Plusieurs solutions sont évoquées, notamment celle d'une voie express, fermée et sous surveillance ; ou celle d'un pont qui contournerait complètement Neum au niveau de la péninsule de Peljesac.

Cette deuxième option est de loin la plus populaire auprès des Croates. « La voie express implique de traverser un autre État alors qu'avec le pont on n'aura pas à quitter le territoire national, on ne sera dépendant de personne », résume une jeune femme.

Fonds insuffisants

La Bosnie, elle, préfère la route express. « Un projet moins cher et qui peut être réalisé bien plus rapidement : en quelques années tout au plus, contre six à huit pour le pont », fait valoir Amer Kapetanovic, chargé des relations bilatérales au ministère des affaires étrangères à Sarajevo.

« Cela dit, la Bosnie ne s'oppose pas à la construction du pont. À une condition : qu'il ne bloque pas notre accès aux eaux internationales. » Techniquement parlant, le pont devra donc atteindre au minimum 60 mètres de haut pour laisser passer les bateaux.

Une première tentative de construction avait été lancée fin 2007 mais s'était arrêtée faute de fonds suffisants : le coût du projet était alors estimé à près de 260 millions d'euros.

Une aide financière de Bruxelles

Nouveau membre de l'Union européenne, la Croatie espère à présent obtenir une aide financière de Bruxelles. La question, intimement liée aux frontières et à la souveraineté nationale, reste évidemment sensible, souvent manipulée des deux côtés de la frontière à des fins politiques.

Alors que Bruxelles finance une étude de pré-faisabilité sur le pont, certains politiciens croates, en pleine campagne électorale locale, y ont lu un signe européen en faveur de cette option.

Mais à Bruxelles, Peter Stano, le porte-parole du commissaire européen à l'élargissement, est formel : aucune décision n'a été prise, l'étude est toujours en cours, il serait prématuré de spéculer sur ses conclusions et l'option retenue devra ne pas être dommageable à la Bosnie.
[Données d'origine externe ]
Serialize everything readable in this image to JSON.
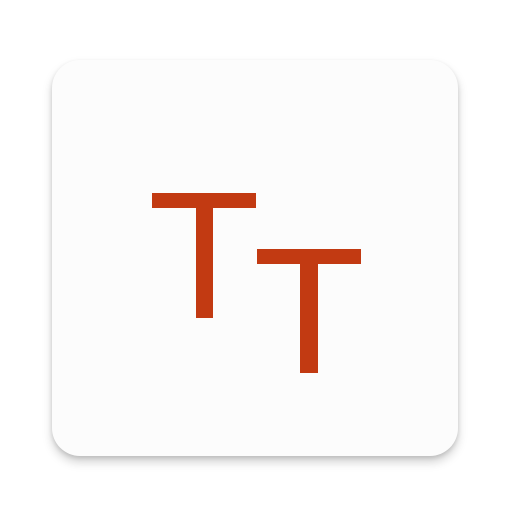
{
  "app_icon": {
    "glyph_color": "#c23a12",
    "tile_color": "#fcfcfc",
    "glyph_large_letter": "T",
    "glyph_small_letter": "T"
  }
}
Faire de Neum une destination touristique

À Neum, quelle que soit l'option choisie, certains commerçants se disent inquiets : ils sont nombreux à vivre des courts arrêts des voyageurs qui se ravitaillent en boissons fraîches, en essence ou en cigarettes (moins chères en Bosnie qu'en Croatie).

« C'est sûr que si un pont est construit, plus personne ne s'embêtera à perdre du temps en traversant les postes-frontières », prévoit Adriana, réceptionniste dans l'un des hôtels de la ville.
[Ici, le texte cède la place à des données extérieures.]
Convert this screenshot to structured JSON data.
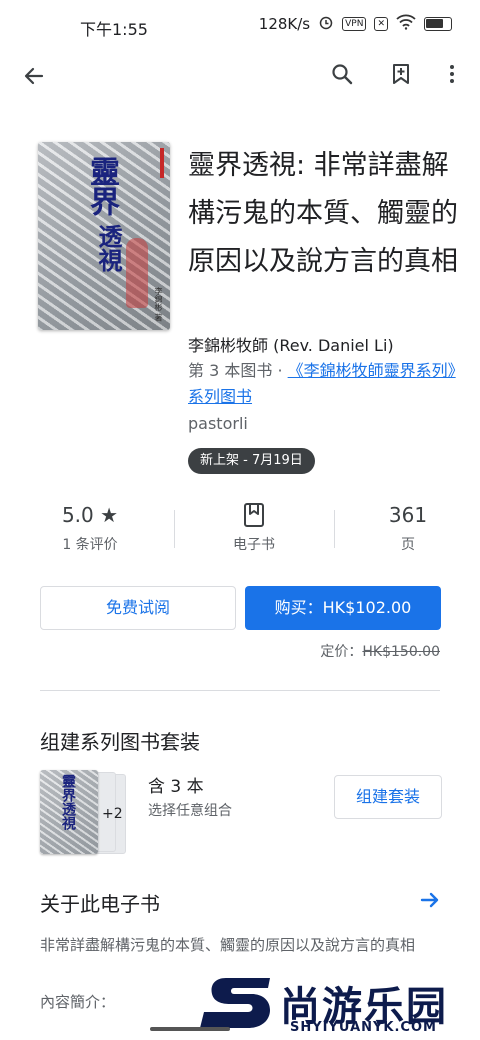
{
  "status_bar": {
    "time": "下午1:55",
    "net_speed": "128K/s",
    "vpn": "VPN",
    "battery": "57"
  },
  "app_bar": {
    "icons": [
      "back-arrow-icon",
      "search-icon",
      "bookmark-add-icon",
      "more-vert-icon"
    ]
  },
  "book": {
    "title": "靈界透視: 非常詳盡解構污鬼的本質、觸靈的原因以及說方言的真相",
    "cover_title_1": "靈界",
    "cover_title_2": "透視",
    "cover_author": "李錦彬 著",
    "author": "李錦彬牧師 (Rev. Daniel Li)",
    "series_prefix": "第 3 本图书 · ",
    "series_link": "《李錦彬牧師靈界系列》系列图书",
    "publisher": "pastorli",
    "badge": "新上架 - 7月19日"
  },
  "stats": {
    "rating": "5.0",
    "rating_label": "1 条评价",
    "format_label": "电子书",
    "pages": "361",
    "pages_label": "页"
  },
  "actions": {
    "free_sample": "免费试阅",
    "buy": "购买：HK$102.00",
    "list_price_label": "定价：",
    "list_price": "HK$150.00"
  },
  "bundle": {
    "title": "组建系列图书套装",
    "cover_title": "靈界透視",
    "more_count": "+2",
    "count_text": "含 3 本",
    "sub_text": "选择任意组合",
    "button": "组建套装"
  },
  "about": {
    "title": "关于此电子书",
    "description": "非常詳盡解構污鬼的本質、觸靈的原因以及說方言的真相",
    "intro_label": "內容簡介："
  },
  "watermark": {
    "brand": "尚游乐园",
    "url": "SHYIYUANYK.COM"
  },
  "colors": {
    "accent": "#1a73e8",
    "text_primary": "#202124",
    "text_secondary": "#5f6368",
    "badge_bg": "#3c4043"
  }
}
Amer Kapetanovic préfère insister sur le besoin de faire de Neum une destination touristique à part entière et non plus simplement une ville où les touristes passent. « Il faut regarder en face la nouvelle réalité : Neum va se retrouver isolée des deux côtés par des frontières européennes... Il faut relier la ville au reste du pays. »

Car si, sur la carte, la continuité territoriale bosnienne est bien là, le développement du réseau routier et l'état des routes sont tels que pour rejoindre Neum depuis Sarajevo, la capitale bosnienne, il vaut mieux en fait quitter la Bosnie, entrer en Croatie (au nord, avant le corridor de Neum), longer la côte, sortir de Croatie et rentrer quelques kilomètres plus loin en territoire bosnien !
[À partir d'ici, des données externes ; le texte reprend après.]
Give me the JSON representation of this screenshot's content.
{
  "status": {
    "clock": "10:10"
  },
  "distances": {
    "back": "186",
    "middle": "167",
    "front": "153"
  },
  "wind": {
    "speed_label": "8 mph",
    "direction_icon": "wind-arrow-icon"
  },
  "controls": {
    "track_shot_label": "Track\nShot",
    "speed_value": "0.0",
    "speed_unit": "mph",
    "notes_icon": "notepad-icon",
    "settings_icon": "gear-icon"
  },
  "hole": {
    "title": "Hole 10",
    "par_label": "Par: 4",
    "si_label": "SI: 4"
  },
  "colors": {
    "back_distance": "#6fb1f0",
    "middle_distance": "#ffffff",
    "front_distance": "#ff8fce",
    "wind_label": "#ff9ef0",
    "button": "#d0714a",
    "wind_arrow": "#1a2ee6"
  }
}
Un nouveau régime frontalier entre la Croatie et la Bosnie

Mille kilomètres de frontières séparent la Bosnie et la Croatie. Les deux États ont signé, le 19 juin dernier à Bruxelles, un nouveau régime frontalier pour réguler la circulation des personnes et des marchandises.

Selon les estimations, plusieurs milliers de Bosniens (essentiellement des Croates de Bosnie ayant un emploi, une maison ou de la famille en Croatie voisine) traversent et retraversent la frontière chaque jour.

Jusqu'au 1er juillet 2013, les Bosniens pouvaient se rendre en Croatie munis d'une simple carte d'identité, il leur faut désormais un passeport. Un régime spécial a été accordé aux citoyens vivant à moins de cinq kilomètres de la frontière.

Les exportations de la Bosnie vers la Croatie doivent dorénavant se soumettre aux standards européens, ce qui risque fort de faire chuter celles de produits animaux (viande et produits laitiers notamment) car la Bosnie ne remplit pas encore toutes les conditions pour exporter ces produits vers l'Union européenne.